For a beleaguered government, hemmed on all sides by a host of problems i.e. economic, governance, security and most critically the growing lack of public confidence, going at lengths to create a favorable public image by distorting the truth just to save face is not something unusual.
It is something that most governments around the world do in some shape or form when they find themselves confronted with awkward and embarrassing situations. And for this, many or most governments around the world have at their hire, spin doctors. Their job is to make governments look good and for this they are paid thousands, if not millions, of dollars.
And private media houses including PR firms play key roles in such undertakings. It is because private media houses are more likely to be trusted and believed by the public when they publish stories, basically because people normally do not trust statements /pronouncements etc., emanating from the government.
A case in point is that of the results of the referendum which was held concomitantly with the December 8 senatorial elections. Despite advice from several quarters of civil society, including the Liberian Council of Churches calling for the postponement of the referendum, NEC boss, Davidetta Browne Lansanah, strongly supported by Minister of State Nathaniel McGill, insisted the referendum would go ahead as planned.
More importantly, the Supreme Court had placed a stay on the conduct of the referendum following the hearing of a Petition filed by the CPP, advancing several reasons why the referendum should not be held.
Key amongst such reasons advanced was that of insufficient public education on the issues to be voted on as well as the time limits imposed by the Constitution requiring that the referendum be held not sooner than one year prior to the publication of an official Gazette announcing the referendum and stating reasons for its conduct.
Well, the referendum was held anyway, despite the Supreme Court’s Stay order. Results show that the number of invalid votes was significantly high and that the votes failed to attain the two-thirds majority required.
The officially proclaimed winner of the Montserrado county elections, Darius Dillon had, prior to the vote, urged all his supporters to vote NO to all the referendum proposals while his rival Thomas Fallah urged his supporters to vote YES.
At the end of the day, the records showed that Dillon had won with an overwhelming margin securing nearly a quarter of a million votes (246,000) as opposed to his rival who captured just about half (125,000 votes). As a matter of fact, the CDC lost in nearly all the counties save three (3).
But rising public concern about the referendum results prompted the December 14, 2020 editorial of the Daily Observer, questioning whether the results of the referendum were in limbo since Madame Lansanah had apparently deliberately avoided mention about its results.
Since then, NEC has announced that so far, across all 15 counties, an average of 60 percent of the ballots cast in the referendum were invalid votes — confirming warnings by civil society, the religious community, and other groups that there was not proper and sufficient voter education done on the referendum. Therefore, if any of the propositions in the referendum pass, it would be by a simple majority — not the two-thirds of registered voters requirement prescribed by the Constitution. Meanwhile, the NEC is relying on an (Section 4 (a) of the elections law under “referendum” to suggest that referendum results be calculated based on two-thirds of valid votes cast.

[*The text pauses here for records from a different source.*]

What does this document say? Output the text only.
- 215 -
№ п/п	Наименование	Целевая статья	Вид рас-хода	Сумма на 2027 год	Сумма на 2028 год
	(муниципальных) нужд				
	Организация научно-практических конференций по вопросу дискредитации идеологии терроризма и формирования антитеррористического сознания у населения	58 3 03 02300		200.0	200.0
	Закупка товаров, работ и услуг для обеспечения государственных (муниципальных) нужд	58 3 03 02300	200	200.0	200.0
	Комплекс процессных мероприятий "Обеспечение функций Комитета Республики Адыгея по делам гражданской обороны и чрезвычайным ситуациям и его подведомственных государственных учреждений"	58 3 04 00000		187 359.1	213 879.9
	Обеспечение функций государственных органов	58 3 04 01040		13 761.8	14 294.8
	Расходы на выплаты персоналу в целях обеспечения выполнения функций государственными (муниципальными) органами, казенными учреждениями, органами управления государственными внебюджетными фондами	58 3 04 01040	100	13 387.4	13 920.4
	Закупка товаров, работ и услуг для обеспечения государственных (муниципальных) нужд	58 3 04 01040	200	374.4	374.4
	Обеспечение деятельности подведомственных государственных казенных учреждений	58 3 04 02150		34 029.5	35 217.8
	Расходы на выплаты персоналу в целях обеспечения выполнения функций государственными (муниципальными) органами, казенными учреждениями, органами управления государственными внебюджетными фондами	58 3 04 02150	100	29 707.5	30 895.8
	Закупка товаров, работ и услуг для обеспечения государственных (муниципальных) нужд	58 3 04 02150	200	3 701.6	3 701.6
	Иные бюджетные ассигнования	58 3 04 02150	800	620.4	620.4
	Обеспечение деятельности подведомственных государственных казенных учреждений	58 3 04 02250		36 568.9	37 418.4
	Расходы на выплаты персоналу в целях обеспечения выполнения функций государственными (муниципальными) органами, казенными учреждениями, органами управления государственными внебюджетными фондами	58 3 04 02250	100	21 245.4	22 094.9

According to elections experts and former NEC Commissioner Jonathan Weedor and former NEC Chairman James Fromayan, now of the Center for Democratic Elections (CEDEM), the legal and constitutional requirement for the referendum to pass is two-thirds of all registered voters voting in the election, meaning 66 percent of all votes cast. This is different from the absolute majority requirement which is much easier to obtain as it requires 50 percent plus one of all votes cast.
In the opinion of the Daily Observer, this is a serious matter with deep implications for sustained peace and stability in our dear Liberia and it is one about which spin doctoring and mercenary journalism have no place.
That said, the Daily Observer calls on the NEC to release the results of the referendum forthwith in order to help lay the matter to rest. The Daily Observer also calls on opposition political parties to publicly release their tally sheets showing evidence of the referendum vote count in order to help dispel any claims that the referendum results show overwhelming approval of the 8 proposals advanced.
In the interest of peace and stability, all sides should consider it an obligation to provide the evidence. The Chairperson of the NEC, Davidetta Browne Lansanah is especially urged to publish by voting precinct/polling center/county, the results of the referendum just as was done with the results of the senatorial elections.
Remember, this is not all about money, prestige or status. It is all about Liberia, its sustained peace, stability and the future of its generations yet unborn.